I've been getting a lot of questions lately about the best way to format a Table of Contents (TOC) in InDesign. Here is the best way to create and format a simple Table of Contents.
1. Create a frame the width that you want your TOC to be.
2. Type the first TOC entry in the frame, followed by a shift-tab, followed by the page number for that entry, followed by a return. Repeat this for each TOC entry. The shift-tab creates a "right indent tab", a special kind of tab stop that causes the text after the tab stop to always right-align with the right edge of the frame. If you have hidden characters displayed (Type > Show Hidden Characters), the right indent tab will display like a regular tab character but with a vertical line through it, as shown below.

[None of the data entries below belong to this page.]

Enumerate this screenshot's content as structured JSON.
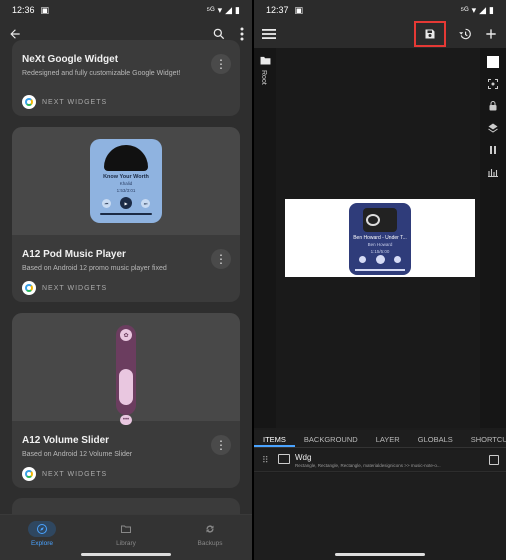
{
  "left": {
    "status_time": "12:36",
    "cards": [
      {
        "title": "NeXt Google Widget",
        "desc": "Redesigned and fully customizable Google Widget!",
        "brand": "NEXT WIDGETS"
      },
      {
        "title": "A12 Pod Music Player",
        "desc": "Based on Android 12 promo music player fixed",
        "brand": "NEXT WIDGETS",
        "preview": {
          "song": "Know Your Worth",
          "artist": "Khalid",
          "time": "1:53/3:01"
        }
      },
      {
        "title": "A12 Volume Slider",
        "desc": "Based on Android 12 Volume Slider",
        "brand": "NEXT WIDGETS"
      }
    ],
    "nav": [
      {
        "label": "Explore",
        "icon": "compass-icon"
      },
      {
        "label": "Library",
        "icon": "folder-icon"
      },
      {
        "label": "Backups",
        "icon": "sync-icon"
      }
    ]
  },
  "right": {
    "status_time": "12:37",
    "rail_label": "Root",
    "preview": {
      "song": "Ben Howard - Under T...",
      "artist": "Ben Howard",
      "time": "1:15/5:00"
    },
    "tabs": [
      "ITEMS",
      "BACKGROUND",
      "LAYER",
      "GLOBALS",
      "SHORTCU"
    ],
    "layer": {
      "name": "Wdg",
      "sub": "Rectangle, Rectangle, Rectangle, materialdesignicons >> music-note-o..."
    }
  },
  "colors": {
    "accent": "#4aa3ff",
    "highlight": "#e53935"
  }
}
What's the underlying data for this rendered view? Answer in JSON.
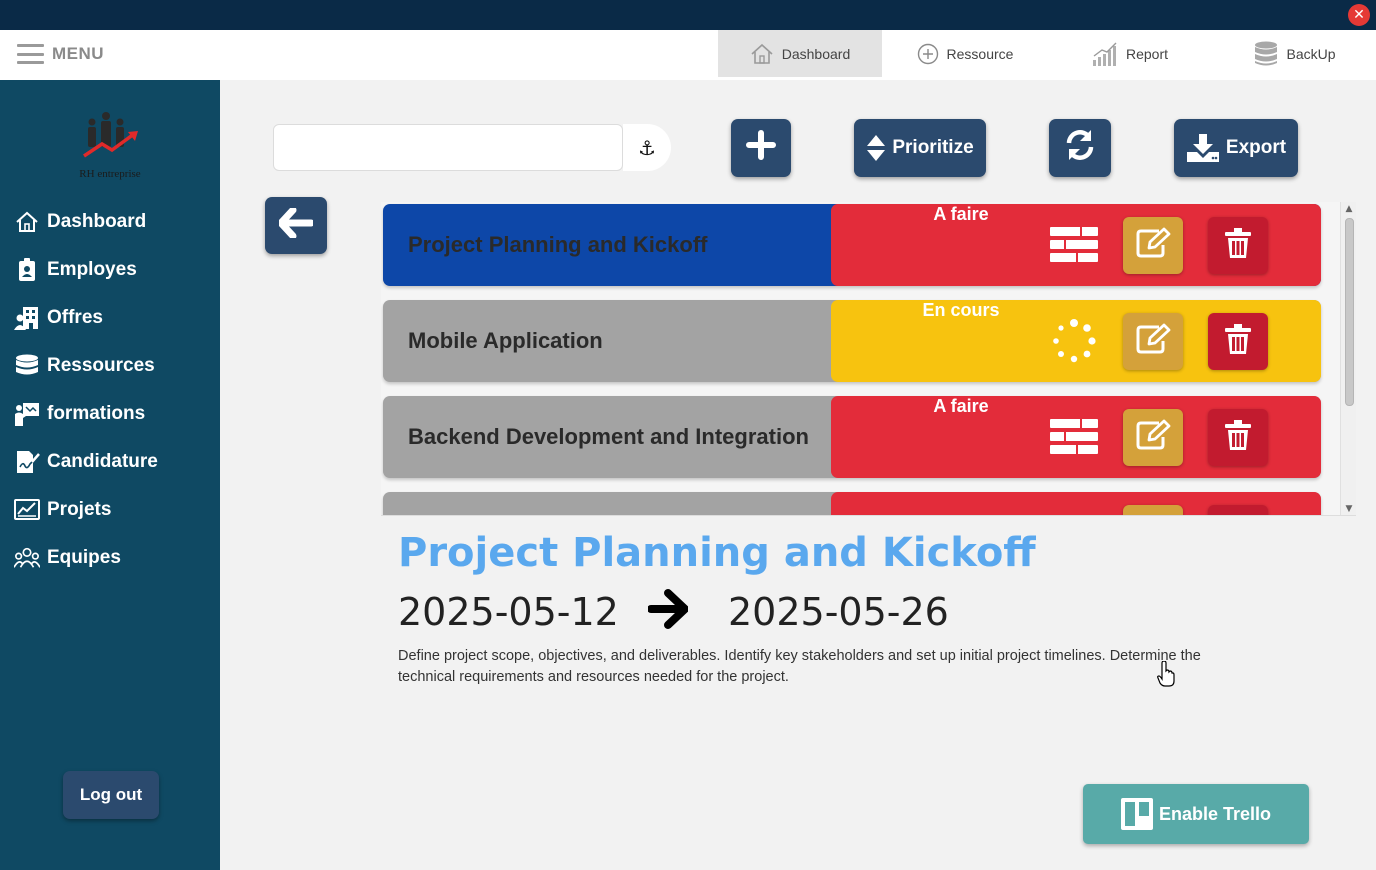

3. It's easy to add a dot leader before each page number, to help guide the reader's eye across the page from the TOC entry to the page number. Select all the lines of the TOC with the Type tool, and choose Type > Tabs to display the Tabs ruler on the screen.
4. Click in the white space above the ruler increments in the Tabs ruler to place a tab stop somewhere near the right edge of the ruler. With this tab stop selected, type a period or a period and a space in the Leader field in the Tabs ruler. (It doesn't really matter where you put the tab stop, or whether it is a left, right, center or decimal tab stop. InDesign CS2 and later uses the leader attributes of the last tab stop before the right indent for any right indent tabs that are created in the text.)
The beauty of this method is that you can change the width of the frame, or the size of the text, and the page numbers will still right-align neatly with the right edge of the frame.
Of course, for long TOCs, you should learn how to use Paragraph Styles and InDesign's automatic Table of Contents feature. But the best practices described here for formatting the resulting TOC still apply.
In the example above, I don't like the way the multi-line TOC entries crowd the page numbers near the right edge of the frame. Next week, in part two, I'll describe an obscure feature that will automatically prevent this from happening.
4 comments:
Bless you! This is exactly the info I needed.
This is exactly what I needed also. I looked for this info for a looong time. Every other blog I read required me to re-format the document!
Thank you for this. I'm making a lot of lists at work so this is a lot faster than copy/paste.
Thanks so much. I tried the instructions in Adobe's Classroom in a Book and got nowhere. I then tried out three sets of instructions I found via Search, only to meet with more frustration. Your instructions worked beautifully.